RIBA, 66 Portland Place

Source: Philip Vile

66 Portland Place

Seven design teams bringing together a total of 11 architecture practices have been shortlisted in RIBA’s competition for the £20m refurbishment and modernisation of its central London headquarters.

David Kohn Architects, Hall McKnight, Roz Barr Architects, Hugh Broughton Architects and Benedetti Architects all make it onto the list to deliver RIBA president Simon Allford’s “House of Architecture” vision for 66 Portland Place.

A team bid bringing together Donald Insall Associates, Freehaus and IDK, and another uniting Feix & Merlin Architects with Haptic Architects and Heritage Architecture take up the remaining slots on the shortlist.

RIBA launched the competition – which was only open to chartered practices – in January and it closed to submissions early last month. (See box below for the project brief.)

Allford said the panel overseeing the project had been “delighted” with the quality and passion shown in the first stage for the selection process, which originally envisaged a shortlist of six practices to refresh the grade II*-listed building, which was built between 1932 and 1934 to designs by George Grey Wornum.

“Our vision for RIBA’s House of Architecture is to create opportunities for virtual and physical interaction and inspiration – and 66 Portland Place is a key destination in this programme,” he said.

Simon Allford

Source: Jean Goldsmith

Simon Allford

“The building is both impressive and an important asset, but it requires essential modernisation to ensure it is fully accessible, fit for the future and an exemplar of sustainable retrofit. The terms of our lease make the building our long-term home, and it is vital that we get it into the best shape for all members, visitors and clients, for years to come.”

The wider House of Architecture initiative looks to inspire members, professionals, students and the public through physical and virtual debate, discussion, learning and exhibitions.

RIBA said each shortlisted team would receive £5,000 plus VAT to produce their report, addressing points such as approach, EDI, sustainability strategy and methodology, as part of the second competitive interview phase.

Once initial work is complete, design and funding options will be fully considered by the RIBA Board for decision. RIBA cautioned that work is unlikely to take place until late 2023.

The brief:

RIBA wants 66 Portland Place to become a cultural, learning, work, broadcast and members’ hub. It is also seeking to:

• Accommodate all staff in the building, providing a modern and flexible workplace to suit hybrid methods of working;

• Provide four gallery spaces in the building: a Public Gallery, a Members’ Gallery, a Collections Gallery and a Public Affairs Gallery, in line with Allford’s vision for the institute to serve members but also engage with the public and shape wider political discourse.

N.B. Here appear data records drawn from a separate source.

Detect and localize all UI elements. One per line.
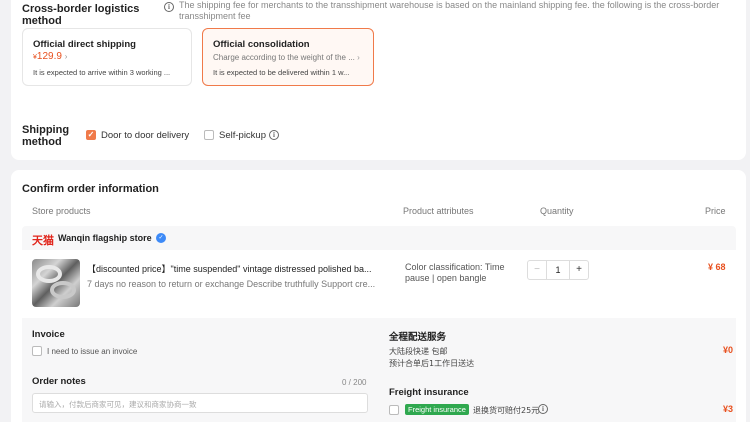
quantity-stepper[interactable]: − 1 +: [527, 260, 589, 280]
product-price: ¥ 68: [708, 262, 726, 272]
option-eta: It is expected to be delivered within 1 …: [213, 68, 350, 77]
delivery-service-title: 全程配送服务: [389, 332, 447, 343]
freight-insurance-checkbox[interactable]: [389, 405, 399, 415]
freight-insurance-desc: 退换货可赔付25元: [473, 406, 540, 415]
option-eta: It is expected to arrive within 3 workin…: [33, 68, 171, 77]
info-icon[interactable]: i: [538, 404, 548, 414]
option-direct-shipping[interactable]: Official direct shipping ¥129.9 › It is …: [22, 28, 192, 86]
col-price: Price: [705, 206, 726, 216]
verified-icon: ✓: [156, 233, 166, 243]
info-icon[interactable]: i: [164, 2, 174, 12]
logistics-note: The shipping fee for merchants to the tr…: [179, 0, 720, 21]
logistics-card: Cross-border logistics method i The ship…: [11, 0, 746, 160]
chevron-right-icon: ›: [64, 52, 68, 61]
order-title: Confirm order information: [22, 183, 159, 195]
option-desc: Charge according to the weight of the ..…: [213, 53, 360, 62]
delivery-price: ¥0: [723, 345, 734, 355]
store-header: 天猫 Wanqin flagship store ✓: [22, 226, 736, 250]
invoice-checkbox[interactable]: [32, 346, 42, 356]
product-service-tags: 7 days no reason to return or exchange D…: [87, 279, 376, 289]
col-product-attributes: Product attributes: [403, 206, 474, 216]
door-delivery-checkbox[interactable]: ✓: [86, 130, 96, 140]
product-attributes: Color classification: Time pause | open …: [405, 262, 505, 283]
option-consolidation[interactable]: Official consolidation Charge according …: [202, 28, 374, 86]
store-name[interactable]: Wanqin flagship store: [58, 233, 152, 243]
self-pickup-checkbox[interactable]: [204, 130, 214, 140]
option-title: Official direct shipping: [33, 39, 136, 50]
self-pickup-label[interactable]: Self-pickup: [219, 130, 266, 141]
invoice-title: Invoice: [32, 329, 65, 340]
freight-insurance-title: Freight insurance: [389, 387, 469, 398]
increment-button[interactable]: +: [570, 261, 588, 279]
freight-insurance-price: ¥3: [723, 404, 734, 414]
invoice-label[interactable]: I need to issue an invoice: [47, 347, 137, 356]
option-price: ¥129.9 ›: [33, 51, 68, 62]
decrement-button[interactable]: −: [528, 261, 546, 279]
product-thumbnail[interactable]: [32, 259, 80, 307]
order-notes-input[interactable]: 请输入，付款后商家可见，建议和商家协商一致: [32, 393, 368, 413]
col-store-products: Store products: [32, 206, 91, 216]
info-icon[interactable]: i: [269, 130, 279, 140]
order-card: Confirm order information Store products…: [11, 170, 746, 422]
quantity-value[interactable]: 1: [546, 261, 570, 279]
shipping-method-title: Shipping method: [22, 124, 70, 148]
logistics-title: Cross-border logistics method: [22, 3, 140, 27]
delivery-line-2: 预计合单后1工作日送达: [389, 359, 475, 368]
tmall-logo: 天猫: [32, 234, 54, 247]
freight-insurance-tag: Freight insurance: [405, 404, 469, 415]
chevron-right-icon: ›: [357, 53, 360, 62]
product-name[interactable]: 【discounted price】"time suspended" vinta…: [87, 262, 387, 275]
col-quantity: Quantity: [540, 206, 574, 216]
option-title: Official consolidation: [213, 39, 310, 50]
door-delivery-label[interactable]: Door to door delivery: [101, 130, 189, 141]
delivery-line-1: 大陆段快递 包邮: [389, 347, 448, 356]
notes-char-count: 0 / 200: [342, 378, 367, 387]
order-extras: Invoice I need to issue an invoice Order…: [22, 318, 736, 422]
order-notes-title: Order notes: [32, 376, 86, 387]
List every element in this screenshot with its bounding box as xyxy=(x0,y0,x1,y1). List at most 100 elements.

It said four key requirements had emerged from a consultation process that started in 2016:

1. Redefine space within the building for various functions.

2. Ensure full accessibility throughout the building.

3. Align with RIBA’s 2030 Climate Challenge to achieve sustainable outcomes and meet Net Zero while upgrading the building infrastructure.

4. Sensitive restoration and conservation of the grade II* building.

RIBA said phasing would be critical as it wants to keep key areas open throughout the project.